Topological constraint theory (pdf) has emerged as the predominant modeling tool. The underlying premise treats the glass network as nodes constrained by the rigid rods (bonds) that join them. An important factor to consider, though, is the temperature-dependence of the localized “rigid rod” structure.
In a recent paper, Materials Development Inc. (Arlington Heights, Ill.) approached the problem from a different theoretical angle. Oliver Alderman, lead author and R&D scientist at MDI, says in an email, “The powerful theory of topological constraints is unable to predict a broad maximum in sodium borate glass transition temperatures in the 20–50 mol% Na2O composition region.”
Alderman et al. wanted to see whether approaching structure from the theoretical perspective of the thermodynamic model of ideal associated solutions could describe temperature-dependent structure changes. According to the paper, ideal associated solutions “describe an oxide liquid as an ideal solution of end member oxides and any stoichiometric compounds forming within the system.”
These investigations have commercially significant implications. Alderman says, “Structure dependent properties such as melt viscosity play a crucial role in glass making.” In addition, sodium borates are important end members of sodium borosilicate glasses with widespread commercial applications, such as Pyrex labware and optical components.

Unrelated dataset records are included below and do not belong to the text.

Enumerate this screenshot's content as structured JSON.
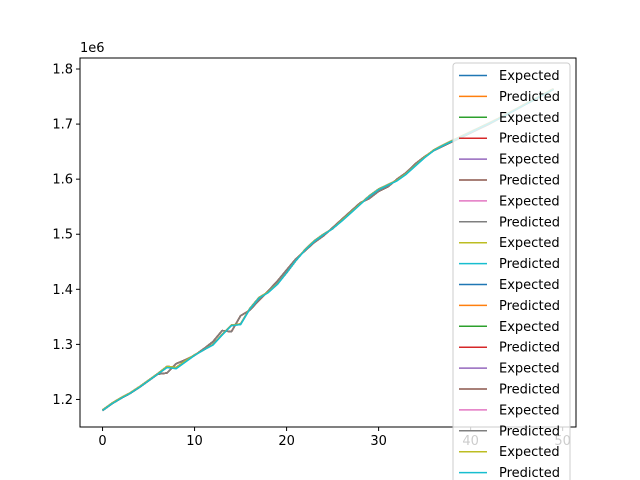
{
  "chart_data": {
    "type": "line",
    "title": "",
    "xlabel": "",
    "ylabel": "",
    "offset_label": "1e6",
    "xlim": [
      -2.45,
      51.45
    ],
    "ylim": [
      1.15,
      1.82
    ],
    "xticks": [
      0,
      10,
      20,
      30,
      40,
      50
    ],
    "xtick_labels": [
      "0",
      "10",
      "20",
      "30",
      "40",
      "50"
    ],
    "yticks": [
      1.2,
      1.3,
      1.4,
      1.5,
      1.6,
      1.7,
      1.8
    ],
    "ytick_labels": [
      "1.2",
      "1.3",
      "1.4",
      "1.5",
      "1.6",
      "1.7",
      "1.8"
    ],
    "grid": false,
    "legend_position": "upper right",
    "colors": [
      "#1f77b4",
      "#ff7f0e",
      "#2ca02c",
      "#d62728",
      "#9467bd",
      "#8c564b",
      "#e377c2",
      "#7f7f7f",
      "#bcbd22",
      "#17becf"
    ],
    "x": [
      0,
      1,
      2,
      3,
      4,
      5,
      6,
      7,
      8,
      9,
      10,
      11,
      12,
      13,
      14,
      15,
      16,
      17,
      18,
      19,
      20,
      21,
      22,
      23,
      24,
      25,
      26,
      27,
      28,
      29,
      30,
      31,
      32,
      33,
      34,
      35,
      36,
      37,
      38,
      39,
      40,
      41,
      42,
      43,
      44,
      45,
      46,
      47,
      48,
      49
    ],
    "series": [
      {
        "name": "Expected",
        "values": [
          1.181,
          1.193,
          1.203,
          1.212,
          1.223,
          1.235,
          1.247,
          1.26,
          1.258,
          1.27,
          1.281,
          1.29,
          1.3,
          1.318,
          1.335,
          1.337,
          1.365,
          1.385,
          1.395,
          1.41,
          1.43,
          1.452,
          1.472,
          1.488,
          1.5,
          1.51,
          1.525,
          1.54,
          1.555,
          1.57,
          1.582,
          1.59,
          1.598,
          1.61,
          1.625,
          1.64,
          1.653,
          1.662,
          1.67,
          1.678,
          1.686,
          1.694,
          1.702,
          1.71,
          1.719,
          1.728,
          1.737,
          1.746,
          1.755,
          1.764
        ]
      },
      {
        "name": "Predicted",
        "values": [
          1.18,
          1.192,
          1.202,
          1.211,
          1.222,
          1.234,
          1.246,
          1.248,
          1.265,
          1.272,
          1.28,
          1.292,
          1.305,
          1.325,
          1.323,
          1.352,
          1.362,
          1.38,
          1.397,
          1.415,
          1.435,
          1.455,
          1.47,
          1.485,
          1.497,
          1.512,
          1.527,
          1.542,
          1.557,
          1.565,
          1.578,
          1.586,
          1.6,
          1.612,
          1.628,
          1.641,
          1.652,
          1.66,
          1.668,
          1.676,
          1.684,
          1.692,
          1.7,
          1.709,
          1.718,
          1.727,
          1.736,
          1.745,
          1.754,
          1.763
        ]
      },
      {
        "name": "Expected",
        "values": [
          1.181,
          1.193,
          1.203,
          1.212,
          1.223,
          1.235,
          1.247,
          1.26,
          1.258,
          1.27,
          1.281,
          1.29,
          1.3,
          1.318,
          1.335,
          1.337,
          1.365,
          1.385,
          1.395,
          1.41,
          1.43,
          1.452,
          1.472,
          1.488,
          1.5,
          1.51,
          1.525,
          1.54,
          1.555,
          1.57,
          1.582,
          1.59,
          1.598,
          1.61,
          1.625,
          1.64,
          1.653,
          1.662,
          1.67,
          1.678,
          1.686,
          1.694,
          1.702,
          1.71,
          1.719,
          1.728,
          1.737,
          1.746,
          1.755,
          1.764
        ]
      },
      {
        "name": "Predicted",
        "values": [
          1.18,
          1.192,
          1.202,
          1.211,
          1.222,
          1.234,
          1.246,
          1.248,
          1.265,
          1.272,
          1.28,
          1.292,
          1.305,
          1.325,
          1.323,
          1.352,
          1.362,
          1.38,
          1.397,
          1.415,
          1.435,
          1.455,
          1.47,
          1.485,
          1.497,
          1.512,
          1.527,
          1.542,
          1.557,
          1.565,
          1.578,
          1.586,
          1.6,
          1.612,
          1.628,
          1.641,
          1.652,
          1.66,
          1.668,
          1.676,
          1.684,
          1.692,
          1.7,
          1.709,
          1.718,
          1.727,
          1.736,
          1.745,
          1.754,
          1.763
        ]
      },
      {
        "name": "Expected",
        "values": [
          1.181,
          1.193,
          1.203,
          1.212,
          1.223,
          1.235,
          1.247,
          1.26,
          1.258,
          1.27,
          1.281,
          1.29,
          1.3,
          1.318,
          1.335,
          1.337,
          1.365,
          1.385,
          1.395,
          1.41,
          1.43,
          1.452,
          1.472,
          1.488,
          1.5,
          1.51,
          1.525,
          1.54,
          1.555,
          1.57,
          1.582,
          1.59,
          1.598,
          1.61,
          1.625,
          1.64,
          1.653,
          1.662,
          1.67,
          1.678,
          1.686,
          1.694,
          1.702,
          1.71,
          1.719,
          1.728,
          1.737,
          1.746,
          1.755,
          1.764
        ]
      },
      {
        "name": "Predicted",
        "values": [
          1.18,
          1.192,
          1.202,
          1.211,
          1.222,
          1.234,
          1.246,
          1.248,
          1.265,
          1.272,
          1.28,
          1.292,
          1.305,
          1.325,
          1.323,
          1.352,
          1.362,
          1.38,
          1.397,
          1.415,
          1.435,
          1.455,
          1.47,
          1.485,
          1.497,
          1.512,
          1.527,
          1.542,
          1.557,
          1.565,
          1.578,
          1.586,
          1.6,
          1.612,
          1.628,
          1.641,
          1.652,
          1.66,
          1.668,
          1.676,
          1.684,
          1.692,
          1.7,
          1.709,
          1.718,
          1.727,
          1.736,
          1.745,
          1.754,
          1.763
        ]
      },
      {
        "name": "Expected",
        "values": [
          1.181,
          1.193,
          1.203,
          1.212,
          1.223,
          1.235,
          1.247,
          1.26,
          1.258,
          1.27,
          1.281,
          1.29,
          1.3,
          1.318,
          1.335,
          1.337,
          1.365,
          1.385,
          1.395,
          1.41,
          1.43,
          1.452,
          1.472,
          1.488,
          1.5,
          1.51,
          1.525,
          1.54,
          1.555,
          1.57,
          1.582,
          1.59,
          1.598,
          1.61,
          1.625,
          1.64,
          1.653,
          1.662,
          1.67,
          1.678,
          1.686,
          1.694,
          1.702,
          1.71,
          1.719,
          1.728,
          1.737,
          1.746,
          1.755,
          1.764
        ]
      },
      {
        "name": "Predicted",
        "values": [
          1.18,
          1.192,
          1.202,
          1.211,
          1.222,
          1.234,
          1.246,
          1.248,
          1.265,
          1.272,
          1.28,
          1.292,
          1.305,
          1.325,
          1.323,
          1.352,
          1.362,
          1.38,
          1.397,
          1.415,
          1.435,
          1.455,
          1.47,
          1.485,
          1.497,
          1.512,
          1.527,
          1.542,
          1.557,
          1.565,
          1.578,
          1.586,
          1.6,
          1.612,
          1.628,
          1.641,
          1.652,
          1.66,
          1.668,
          1.676,
          1.684,
          1.692,
          1.7,
          1.709,
          1.718,
          1.727,
          1.736,
          1.745,
          1.754,
          1.763
        ]
      },
      {
        "name": "Expected",
        "values": [
          1.181,
          1.193,
          1.203,
          1.212,
          1.223,
          1.235,
          1.247,
          1.26,
          1.258,
          1.27,
          1.281,
          1.29,
          1.3,
          1.318,
          1.335,
          1.337,
          1.365,
          1.385,
          1.395,
          1.41,
          1.43,
          1.452,
          1.472,
          1.488,
          1.5,
          1.51,
          1.525,
          1.54,
          1.555,
          1.57,
          1.582,
          1.59,
          1.598,
          1.61,
          1.625,
          1.64,
          1.653,
          1.662,
          1.67,
          1.678,
          1.686,
          1.694,
          1.702,
          1.71,
          1.719,
          1.728,
          1.737,
          1.746,
          1.755,
          1.764
        ]
      },
      {
        "name": "Predicted",
        "values": [
          1.18,
          1.192,
          1.202,
          1.211,
          1.222,
          1.234,
          1.246,
          1.258,
          1.256,
          1.268,
          1.28,
          1.29,
          1.299,
          1.317,
          1.334,
          1.336,
          1.364,
          1.384,
          1.394,
          1.409,
          1.43,
          1.452,
          1.471,
          1.487,
          1.499,
          1.51,
          1.524,
          1.539,
          1.554,
          1.569,
          1.581,
          1.589,
          1.597,
          1.609,
          1.624,
          1.639,
          1.652,
          1.661,
          1.669,
          1.677,
          1.685,
          1.693,
          1.701,
          1.709,
          1.718,
          1.727,
          1.736,
          1.745,
          1.754,
          1.763
        ]
      },
      {
        "name": "Expected",
        "values": [
          1.181,
          1.193,
          1.203,
          1.212,
          1.223,
          1.235,
          1.247,
          1.26,
          1.258,
          1.27,
          1.281,
          1.29,
          1.3,
          1.318,
          1.335,
          1.337,
          1.365,
          1.385,
          1.395,
          1.41,
          1.43,
          1.452,
          1.472,
          1.488,
          1.5,
          1.51,
          1.525,
          1.54,
          1.555,
          1.57,
          1.582,
          1.59,
          1.598,
          1.61,
          1.625,
          1.64,
          1.653,
          1.662,
          1.67,
          1.678,
          1.686,
          1.694,
          1.702,
          1.71,
          1.719,
          1.728,
          1.737,
          1.746,
          1.755,
          1.764
        ]
      },
      {
        "name": "Predicted",
        "values": [
          1.18,
          1.192,
          1.202,
          1.211,
          1.222,
          1.234,
          1.246,
          1.248,
          1.265,
          1.272,
          1.28,
          1.292,
          1.305,
          1.325,
          1.323,
          1.352,
          1.362,
          1.38,
          1.397,
          1.415,
          1.435,
          1.455,
          1.47,
          1.485,
          1.497,
          1.512,
          1.527,
          1.542,
          1.557,
          1.565,
          1.578,
          1.586,
          1.6,
          1.612,
          1.628,
          1.641,
          1.652,
          1.66,
          1.668,
          1.676,
          1.684,
          1.692,
          1.7,
          1.709,
          1.718,
          1.727,
          1.736,
          1.745,
          1.754,
          1.763
        ]
      },
      {
        "name": "Expected",
        "values": [
          1.181,
          1.193,
          1.203,
          1.212,
          1.223,
          1.235,
          1.247,
          1.26,
          1.258,
          1.27,
          1.281,
          1.29,
          1.3,
          1.318,
          1.335,
          1.337,
          1.365,
          1.385,
          1.395,
          1.41,
          1.43,
          1.452,
          1.472,
          1.488,
          1.5,
          1.51,
          1.525,
          1.54,
          1.555,
          1.57,
          1.582,
          1.59,
          1.598,
          1.61,
          1.625,
          1.64,
          1.653,
          1.662,
          1.67,
          1.678,
          1.686,
          1.694,
          1.702,
          1.71,
          1.719,
          1.728,
          1.737,
          1.746,
          1.755,
          1.764
        ]
      },
      {
        "name": "Predicted",
        "values": [
          1.18,
          1.192,
          1.202,
          1.211,
          1.222,
          1.234,
          1.246,
          1.248,
          1.265,
          1.272,
          1.28,
          1.292,
          1.305,
          1.325,
          1.323,
          1.352,
          1.362,
          1.38,
          1.397,
          1.415,
          1.435,
          1.455,
          1.47,
          1.485,
          1.497,
          1.512,
          1.527,
          1.542,
          1.557,
          1.565,
          1.578,
          1.586,
          1.6,
          1.612,
          1.628,
          1.641,
          1.652,
          1.66,
          1.668,
          1.676,
          1.684,
          1.692,
          1.7,
          1.709,
          1.718,
          1.727,
          1.736,
          1.745,
          1.754,
          1.763
        ]
      },
      {
        "name": "Expected",
        "values": [
          1.181,
          1.193,
          1.203,
          1.212,
          1.223,
          1.235,
          1.247,
          1.26,
          1.258,
          1.27,
          1.281,
          1.29,
          1.3,
          1.318,
          1.335,
          1.337,
          1.365,
          1.385,
          1.395,
          1.41,
          1.43,
          1.452,
          1.472,
          1.488,
          1.5,
          1.51,
          1.525,
          1.54,
          1.555,
          1.57,
          1.582,
          1.59,
          1.598,
          1.61,
          1.625,
          1.64,
          1.653,
          1.662,
          1.67,
          1.678,
          1.686,
          1.694,
          1.702,
          1.71,
          1.719,
          1.728,
          1.737,
          1.746,
          1.755,
          1.764
        ]
      },
      {
        "name": "Predicted",
        "values": [
          1.18,
          1.192,
          1.202,
          1.211,
          1.222,
          1.234,
          1.246,
          1.248,
          1.265,
          1.272,
          1.28,
          1.292,
          1.305,
          1.325,
          1.323,
          1.352,
          1.362,
          1.38,
          1.397,
          1.415,
          1.435,
          1.455,
          1.47,
          1.485,
          1.497,
          1.512,
          1.527,
          1.542,
          1.557,
          1.565,
          1.578,
          1.586,
          1.6,
          1.612,
          1.628,
          1.641,
          1.652,
          1.66,
          1.668,
          1.676,
          1.684,
          1.692,
          1.7,
          1.709,
          1.718,
          1.727,
          1.736,
          1.745,
          1.754,
          1.763
        ]
      },
      {
        "name": "Expected",
        "values": [
          1.181,
          1.193,
          1.203,
          1.212,
          1.223,
          1.235,
          1.247,
          1.26,
          1.258,
          1.27,
          1.281,
          1.29,
          1.3,
          1.318,
          1.335,
          1.337,
          1.365,
          1.385,
          1.395,
          1.41,
          1.43,
          1.452,
          1.472,
          1.488,
          1.5,
          1.51,
          1.525,
          1.54,
          1.555,
          1.57,
          1.582,
          1.59,
          1.598,
          1.61,
          1.625,
          1.64,
          1.653,
          1.662,
          1.67,
          1.678,
          1.686,
          1.694,
          1.702,
          1.71,
          1.719,
          1.728,
          1.737,
          1.746,
          1.755,
          1.764
        ]
      },
      {
        "name": "Predicted",
        "values": [
          1.18,
          1.192,
          1.202,
          1.211,
          1.222,
          1.234,
          1.246,
          1.248,
          1.265,
          1.272,
          1.28,
          1.292,
          1.305,
          1.325,
          1.323,
          1.352,
          1.362,
          1.38,
          1.397,
          1.415,
          1.435,
          1.455,
          1.47,
          1.485,
          1.497,
          1.512,
          1.527,
          1.542,
          1.557,
          1.565,
          1.578,
          1.586,
          1.6,
          1.612,
          1.628,
          1.641,
          1.652,
          1.66,
          1.668,
          1.676,
          1.684,
          1.692,
          1.7,
          1.709,
          1.718,
          1.727,
          1.736,
          1.745,
          1.754,
          1.763
        ]
      },
      {
        "name": "Expected",
        "values": [
          1.181,
          1.193,
          1.203,
          1.212,
          1.223,
          1.235,
          1.247,
          1.26,
          1.258,
          1.27,
          1.281,
          1.29,
          1.3,
          1.318,
          1.335,
          1.337,
          1.365,
          1.385,
          1.395,
          1.41,
          1.43,
          1.452,
          1.472,
          1.488,
          1.5,
          1.51,
          1.525,
          1.54,
          1.555,
          1.57,
          1.582,
          1.59,
          1.598,
          1.61,
          1.625,
          1.64,
          1.653,
          1.662,
          1.67,
          1.678,
          1.686,
          1.694,
          1.702,
          1.71,
          1.719,
          1.728,
          1.737,
          1.746,
          1.755,
          1.764
        ]
      },
      {
        "name": "Predicted",
        "values": [
          1.18,
          1.192,
          1.202,
          1.211,
          1.222,
          1.234,
          1.246,
          1.258,
          1.256,
          1.268,
          1.28,
          1.29,
          1.299,
          1.317,
          1.334,
          1.336,
          1.364,
          1.384,
          1.394,
          1.409,
          1.43,
          1.452,
          1.471,
          1.487,
          1.499,
          1.51,
          1.524,
          1.539,
          1.554,
          1.569,
          1.581,
          1.589,
          1.597,
          1.609,
          1.624,
          1.639,
          1.652,
          1.661,
          1.669,
          1.677,
          1.685,
          1.693,
          1.701,
          1.709,
          1.718,
          1.727,
          1.736,
          1.745,
          1.754,
          1.763
        ]
      }
    ]
  }
}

The team used X-ray diffraction on stoichiometric Na2B4O7 melts suspended in an aerodynamic levitation furnace and, indeed, showed “the existence of a continuous structural transition… and that this can be reasonably well predicted by the thermodynamic model of ideal associated solutions.”
“However,” Alderman notes in the email, “there are several cases where the thermodynamic model can be seen to fail, presumably due to non-ideal mixing of the stoichiometric groupings. In the future it would be nice to see if there is any way to account for this and broaden the reach of the model and ideally try to combine it with constraint theory to get the best of both.”
A new MDI initiative may generate the data needed to unlock some of those mysteries. The company just learned that it won one of 16 research slots on the International Space Station. Using the electrostatic levitation furnace onboard, MDI will be able to precisely measure thermophysical properties of molten metal oxides as they supercool. “The value of low gravity for this work is the lack of unwanted fluid motion that will allow us to make very precise measurements in diffusion controlled conditions,” says Richard Weber, MDI founder and CEO, in an email.
The NASA-funded project is expected to begin fall 2016 and run four years. Weber says MDI will initially work on ground-based experiments using MDI and NASA levitation instruments for about two years to fine-tune compositions and experimental protocols, anticipating flight time in the third year.
Meanwhile, Weber says, “We will continue our separately funded ground-based work on melt structure at the Advanced Photon Source at Argonne National Lab. One mid-term goal is to start linking melt structure, properties, and glass forming behavior to get a better understanding of the glass formation process.”
The paper, published in the Journal of Physical Chemistry C, is “Temperature-driven structural transitions in molten sodium borates Na2O–B2O3: X-ray diffraction, thermodynamic modeling, and implications for topological constraint theory” (DOI 10.1021/acs.jpcc.5b10277) (subscription required).